Leitsatz

Nach Erledigung der Hauptsache in dem Verfahren X R 28/12 und Aufhebung des Vorlagebeschlusses vom 27. Oktober 2015 (BFHE 251, 349, BStBl II 2016, 81) über die Frage, wie im Fall der teilentgeltlichen Übertragung eines Wirtschaftsguts aus einem ­Einzelbetriebsvermögen eines Mitunternehmers in das Gesamthandsvermögen einer Mitunternehmerschaft (§ 6 Abs. 5 Satz 3 Nr. 1 EStG) die Höhe eines eventuellen Gewinns aus dem Übertragungsvorgang zu ermitteln sei, ist der Rechtsgrund für eine Entscheidung des Großen Senats des BFH entfallen.

 

Normenkette

§ 6 Abs. 5 Satz 3 EStG

 

Sachverhalt

Zum 1.1.2005 gründete die Klägerin eine GmbH & Co. KG, bei der sie die einzige Kommanditistin wurde. Sie erbrachte ihre Einlageverpflichtung durch Übertragung der Grundstücke aus dem ­Betriebsvermögen ihres Einzelunternehmens zu Buchwerten. Da die Buchwerte zum Einbringungszeitpunkt höher waren als der Nominalbetrag der Einlage, wurde der Differenzbetrag der KG als Darlehen gewährt. Am 15.3.2005 traten zwei ihrer Söhne als weitere Kommanditisten ein, diese erbrachten ihre Einlageverpflichtung durch Einbringung zum Verkehrswert eines ihnen jeweils zur Hälfte gehörenden, ebenfalls von der Betriebs-GmbH genutzten Grundstücks, das sie bislang in ihrem Privatvermögen hielten. Der die Kommanditeinlagen und die miteingebrachten Verbindlichkeiten übersteigende Betrag wurde der KG als ­Darlehen gewährt. Die KG führte hinsichtlich der von der Klägerin eingebrachten Grundstücke die Buchwerte des Einzelunternehmens fort und wies den sich ergebenden Mehrbetrag auf dem "Verrechnungskonto (Privatkonto)" aus. Ebenso verfuhr sie hinsichtlich des Mehrbetrags aus der späteren Einbringung durch die Söhne. Das FA meinte, die Übertragung der Grundstücke durch die Klägerin sei nach den Grundsätzen der sog. Trennungstheorie insoweit als entgeltlich anzusehen, als der ­Klägerin hierfür eine Gutschrift auf ihrem Privatkonto gewährt worden sei und erhöhte dementsprechend das Ergebnis ihres Einzelunternehmens. Das FG wies die dagegen gerichtete Klage ab (FG Baden-Württemberg, Außensenate Freiburg, Urteil vom 23.5.2012, 14 K 2982/10, Haufe-Index 3543921).

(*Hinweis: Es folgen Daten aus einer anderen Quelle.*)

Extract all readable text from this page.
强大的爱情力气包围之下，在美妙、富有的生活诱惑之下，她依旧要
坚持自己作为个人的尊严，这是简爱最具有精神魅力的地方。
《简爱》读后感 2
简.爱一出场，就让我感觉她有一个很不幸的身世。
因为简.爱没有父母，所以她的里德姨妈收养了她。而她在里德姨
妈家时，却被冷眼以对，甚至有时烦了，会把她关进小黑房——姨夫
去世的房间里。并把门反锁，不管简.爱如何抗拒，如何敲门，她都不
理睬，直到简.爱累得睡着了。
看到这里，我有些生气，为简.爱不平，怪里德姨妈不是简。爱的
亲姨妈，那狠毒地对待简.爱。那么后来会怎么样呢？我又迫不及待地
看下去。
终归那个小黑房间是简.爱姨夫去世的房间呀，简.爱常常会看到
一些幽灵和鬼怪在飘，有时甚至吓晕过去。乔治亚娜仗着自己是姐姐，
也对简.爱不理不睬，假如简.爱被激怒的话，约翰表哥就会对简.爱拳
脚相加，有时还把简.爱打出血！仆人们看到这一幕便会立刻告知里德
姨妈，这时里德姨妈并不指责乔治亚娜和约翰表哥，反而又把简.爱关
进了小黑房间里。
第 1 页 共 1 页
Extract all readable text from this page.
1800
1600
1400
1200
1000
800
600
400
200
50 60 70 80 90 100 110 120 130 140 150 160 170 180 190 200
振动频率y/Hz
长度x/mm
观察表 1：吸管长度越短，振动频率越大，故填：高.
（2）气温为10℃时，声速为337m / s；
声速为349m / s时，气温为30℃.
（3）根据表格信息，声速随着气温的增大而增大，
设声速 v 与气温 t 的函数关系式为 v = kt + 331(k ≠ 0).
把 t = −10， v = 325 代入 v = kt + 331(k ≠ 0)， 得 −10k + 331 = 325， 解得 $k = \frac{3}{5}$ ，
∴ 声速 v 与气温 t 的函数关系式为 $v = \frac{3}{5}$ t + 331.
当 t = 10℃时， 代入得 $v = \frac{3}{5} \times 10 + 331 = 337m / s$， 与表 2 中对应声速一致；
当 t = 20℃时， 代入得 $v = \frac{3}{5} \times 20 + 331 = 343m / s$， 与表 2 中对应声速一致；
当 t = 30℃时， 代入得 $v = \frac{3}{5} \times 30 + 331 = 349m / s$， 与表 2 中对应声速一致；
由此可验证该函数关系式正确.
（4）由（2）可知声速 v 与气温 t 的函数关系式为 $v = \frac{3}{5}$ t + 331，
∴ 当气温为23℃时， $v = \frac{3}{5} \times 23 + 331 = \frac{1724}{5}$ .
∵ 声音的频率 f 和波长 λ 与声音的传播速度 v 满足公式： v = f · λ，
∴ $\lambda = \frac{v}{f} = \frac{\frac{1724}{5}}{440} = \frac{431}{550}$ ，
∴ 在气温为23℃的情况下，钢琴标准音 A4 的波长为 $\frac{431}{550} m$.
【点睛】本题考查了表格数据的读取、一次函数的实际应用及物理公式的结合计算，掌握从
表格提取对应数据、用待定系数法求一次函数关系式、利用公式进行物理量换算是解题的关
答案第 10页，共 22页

Mit ihrer Revision vertraten die Kläger die Auffassung, die vom FG herangezogene "reine Trennungstheorie" habe keine gesetzliche Grundlage und sei zwischenzeitlich von der höchstrichterlichen Rechtsprechung aufgegeben worden. Der X. Senat hatte daraufhin den Großen Senat angerufen. Während das Verfahren dort anhängig war, änderte das FA dem Begehren der Kläger entsprechend den Steuerbescheid.

 

Entscheidung

Der Große Senat des BFH hat das Vorlageverfahren GrS 1/16 eingestellt.

 

Hinweis

1. Die Entscheidung des Großen Senats ist im Zusammenhang mit dem Aufhebungsbeschluss des X. Senats (BFH, Beschluss vom 30.10.2018, X R 28/12,BFH/NV 2019, 39) zu sehen. Da das FA dem Begehren der Kläger in vollem Umfang abgeholfen hatte, wurde von beiden Beteiligten der Rechtsstreit in der Hauptsache für erledigt erklärt. Infolgedessen hatte der X. Senat seinen Vorlagebeschluss an den Großen Senat (BFH, Beschluss vom 27.10.2015, X R 28/12,BFH/NV 2016, 310, BFH/PR 2016, 59, BStBl II 2016, 81) aufgehoben, denn nach der Erledigung des der Vorlage zugrunde liegenden Rechtsstreits bestand kein Bedarf mehr für eine Entscheidung des Großen Senats des BFH über die vorgelegte Rechtsfrage.

2. Für die Praxis ist diese Entwicklung äußerst bedauerlich. Durch die Beitrittsaufforderung des X. Senats an das BMF vom 19.3.2014 (vgl. BFH, Beschluss vom 19.3.2014, X R 28/12, BFH/NV 2014, 1271, BFH/PR 2014, 286) war erkennbar geworden, dass innerhalb des BFH unterschiedliche Auffassungen darüber existieren, ob im Falle der teilentgeltlichen Übertragung eines Wirtschaftsguts aus einem Einzelbetriebsvermögen eines Mitunternehmers in das Gesamhandsvermögen einer Mitunternehmerschaft (§ 6 Abs. 5 Satz 3 Nr. 1 EStG) die Höhe des Gewinns aus dem Übertragungsvorgang anhand der sog. strengen Trennungstheorie oder anhand einer modifizierten Trennungstheorie zu ermitteln ist.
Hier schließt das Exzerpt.